Ketika hujan berhenti, matanya kembali bersinar melihat susunan warna-warni yang melengkung di langit, pelangi. Mulutnya sedikit ternganga, kagum akan keindahan warna-warni yang juga baru pertama kali dilihatnya. Dan ketika langit mulai menggelap ia tetap tidak beranjak dari posisinya berdiri. Kali ini ia terpaku akan taburan berlian langit yang disebut bintang. Kerlipnya bintang itu terpantul di mata jernihnya, membiaskan perasaan yang tak terucap yang selama ini selalu terpendam.
Ia memutuskan untuk duduk di hamparan gurun pasir itu, meskipun awalnya ia benci untuk keluar dari rumahnya. Hari ini berbeda, terlalu banyak keajaiban yang terjadi hari ini dan itu membuatnya tertarik untuk menyaksikan keajaiban apa lagi yang akan muncul.
Tiba-tiba ia merasakan hembusan angin mulai tidak terkontrol, angin itu berhembus seperti badai dan disusul oleh sebuah suara aneh yang terdengar seperti suara petir. Semakin lama angin itu semakin kencang hingga membuat pasir berterbangan menghalangi pandangannya. Sekilas ia bisa melihat ada sesuatu dibalik angin yang menimbulkan badai pasir tersebut, sesuatu atau lebih tepatnya seseorang yang melangkah ke arahnya.
Setelah badai pasir itu reda akhirnya ia bisa melihat dengan jelas seseorang yang mendekatinya itu. Orang itu, dengan rambut biru navy-nya, dengan warna mata yang berbeda, dengan trident yang mengkilat dan dengan senyuman yang penuh arti.
"Siapa?" tanyanya pada orang itu.
Pemuda itu tertawa dengan suara yang aneh, lalu secara perlahan menyentuh pipinya.
"Kufufufu, kau tidak ingat aku?"
Ia menepis tangan pemuda itu dan mundur beberapa langkah menjauhinya. "Kau siapa?" kali ini ia lebih memberikan tekanan pada kalimatnya.
"Rokudo Mukuro," bisik pemuda itu di telinganya.
Suara pemuda bernama Mukuro itu memberikan sensasi aneh diseluruh tubuhnya. Aneh bercampur bingung karena baru pertama kali ini ia dalam kenyataan bertemu dengan makhluk lain bahkan berbicara padanya.
"Kita pernah bertemu di dalam mimpi." Mukuro tidak bisa menghentikan senyumnya, entah karena memang itu sifat dari pemuda berwajah tampan itu atau karena gambaran dari perasaan yang senang bertemu dengannya.
"Mimpi?" Ia teringat akan mimpinya beberapa waktu yang lalu, sebuah mimpi yang ia lupakan. Ia mencoba mengingat kembali mimpi apa itu, tetapi sulit yang ia temukan hanyalah kilasan memori tanpa suara dan hanya berupa siluet.
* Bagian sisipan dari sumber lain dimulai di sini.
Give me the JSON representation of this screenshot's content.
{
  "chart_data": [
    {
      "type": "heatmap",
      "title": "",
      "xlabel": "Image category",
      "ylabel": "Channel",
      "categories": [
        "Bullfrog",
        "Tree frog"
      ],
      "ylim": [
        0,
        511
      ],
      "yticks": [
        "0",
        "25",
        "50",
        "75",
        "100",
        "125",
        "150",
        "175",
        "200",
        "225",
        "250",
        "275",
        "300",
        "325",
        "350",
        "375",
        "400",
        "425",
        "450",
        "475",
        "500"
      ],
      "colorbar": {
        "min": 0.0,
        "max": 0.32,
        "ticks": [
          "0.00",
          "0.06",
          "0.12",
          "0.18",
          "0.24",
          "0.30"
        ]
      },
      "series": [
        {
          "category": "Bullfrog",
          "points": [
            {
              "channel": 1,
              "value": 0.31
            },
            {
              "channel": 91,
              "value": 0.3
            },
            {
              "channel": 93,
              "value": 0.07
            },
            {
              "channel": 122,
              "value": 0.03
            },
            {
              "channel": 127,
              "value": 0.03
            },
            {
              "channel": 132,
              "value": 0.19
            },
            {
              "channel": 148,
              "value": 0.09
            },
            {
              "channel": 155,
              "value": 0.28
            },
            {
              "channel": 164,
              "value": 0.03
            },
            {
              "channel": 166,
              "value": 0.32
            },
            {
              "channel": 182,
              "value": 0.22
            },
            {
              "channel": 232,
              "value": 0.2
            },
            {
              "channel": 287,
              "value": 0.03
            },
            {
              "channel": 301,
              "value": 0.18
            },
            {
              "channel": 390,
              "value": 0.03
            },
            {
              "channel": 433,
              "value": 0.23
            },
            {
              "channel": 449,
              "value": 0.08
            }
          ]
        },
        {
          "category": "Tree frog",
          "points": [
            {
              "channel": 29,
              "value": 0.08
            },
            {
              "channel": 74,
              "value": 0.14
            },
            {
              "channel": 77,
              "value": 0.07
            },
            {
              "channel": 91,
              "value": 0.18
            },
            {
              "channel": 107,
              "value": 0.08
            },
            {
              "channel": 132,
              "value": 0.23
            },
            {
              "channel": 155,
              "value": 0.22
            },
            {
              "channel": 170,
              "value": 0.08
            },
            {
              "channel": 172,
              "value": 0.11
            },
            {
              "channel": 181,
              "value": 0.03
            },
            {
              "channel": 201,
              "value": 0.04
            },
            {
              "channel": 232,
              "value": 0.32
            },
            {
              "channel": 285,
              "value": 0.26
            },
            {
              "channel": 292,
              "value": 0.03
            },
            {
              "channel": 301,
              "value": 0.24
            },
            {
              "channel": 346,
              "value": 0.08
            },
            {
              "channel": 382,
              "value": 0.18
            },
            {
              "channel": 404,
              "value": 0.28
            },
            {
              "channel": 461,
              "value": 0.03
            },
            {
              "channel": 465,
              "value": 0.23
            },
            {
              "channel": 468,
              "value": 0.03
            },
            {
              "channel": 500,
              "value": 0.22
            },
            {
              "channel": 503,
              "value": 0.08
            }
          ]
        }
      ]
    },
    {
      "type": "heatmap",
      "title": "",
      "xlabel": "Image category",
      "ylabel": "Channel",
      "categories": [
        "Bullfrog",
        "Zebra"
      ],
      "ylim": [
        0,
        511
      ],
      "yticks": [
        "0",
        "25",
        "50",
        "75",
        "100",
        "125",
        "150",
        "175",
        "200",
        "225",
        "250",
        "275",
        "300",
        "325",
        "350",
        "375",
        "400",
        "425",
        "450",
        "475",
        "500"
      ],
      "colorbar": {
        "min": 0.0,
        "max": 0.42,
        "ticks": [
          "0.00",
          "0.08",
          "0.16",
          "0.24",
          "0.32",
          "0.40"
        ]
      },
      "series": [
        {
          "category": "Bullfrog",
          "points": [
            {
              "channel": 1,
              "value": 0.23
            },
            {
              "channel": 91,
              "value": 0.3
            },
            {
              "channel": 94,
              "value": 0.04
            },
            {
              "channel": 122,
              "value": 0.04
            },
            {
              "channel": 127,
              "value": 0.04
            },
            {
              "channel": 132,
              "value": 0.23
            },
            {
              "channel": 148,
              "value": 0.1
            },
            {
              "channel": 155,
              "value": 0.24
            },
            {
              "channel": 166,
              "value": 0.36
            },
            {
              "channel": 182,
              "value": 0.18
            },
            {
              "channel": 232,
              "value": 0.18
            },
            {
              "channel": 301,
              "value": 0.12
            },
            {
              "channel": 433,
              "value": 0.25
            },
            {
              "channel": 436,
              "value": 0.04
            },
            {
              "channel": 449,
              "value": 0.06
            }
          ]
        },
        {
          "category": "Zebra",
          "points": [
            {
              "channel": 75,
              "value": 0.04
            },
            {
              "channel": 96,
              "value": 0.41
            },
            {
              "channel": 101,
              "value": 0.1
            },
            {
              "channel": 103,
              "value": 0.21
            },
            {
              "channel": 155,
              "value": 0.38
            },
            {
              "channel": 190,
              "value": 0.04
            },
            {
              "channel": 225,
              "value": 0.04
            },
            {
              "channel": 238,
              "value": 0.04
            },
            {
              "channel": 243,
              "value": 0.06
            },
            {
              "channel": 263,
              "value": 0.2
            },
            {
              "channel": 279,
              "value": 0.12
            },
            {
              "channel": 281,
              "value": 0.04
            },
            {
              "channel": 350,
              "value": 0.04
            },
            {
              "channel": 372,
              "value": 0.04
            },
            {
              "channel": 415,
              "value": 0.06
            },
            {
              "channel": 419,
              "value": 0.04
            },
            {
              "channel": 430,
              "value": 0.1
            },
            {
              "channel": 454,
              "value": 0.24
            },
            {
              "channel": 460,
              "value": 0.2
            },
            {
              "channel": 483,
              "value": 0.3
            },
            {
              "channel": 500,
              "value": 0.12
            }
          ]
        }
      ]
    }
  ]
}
"Ya, aku datang untuk memenuhi janjiku." Tiba-tiba Mukuro memeluknya dengan sangat erat. Tentu saja ia mencoba lepas dari pelukan itu tetapi usahanya terhenti ketika Mukuro membisikkan sesuatu. Sesuatu yang membuatnya lemah, sesuatu yang membuat degupan jantungnya menjadi tak karuan, sesuatu yang sejak lama ingin ia dengar. Seiring dengan pelukan itu langit di dunia ini mulai runtuh, hancur seperti puzzle yang berantakan ketika dibongkar. Lalu sekali lagi, Mukuro berbisik, bisikan yang semakin membuat dimensi ke seribu ini hancur.
"Aku menemukanmu, Hibari Kyoya."
.
"Kau, maukah kau menemukanku? Keluarkan aku dari dunia ini."
"Aku berjanji, aku akan menemukanmu dan menghancurkan dunia yang mengurungmu."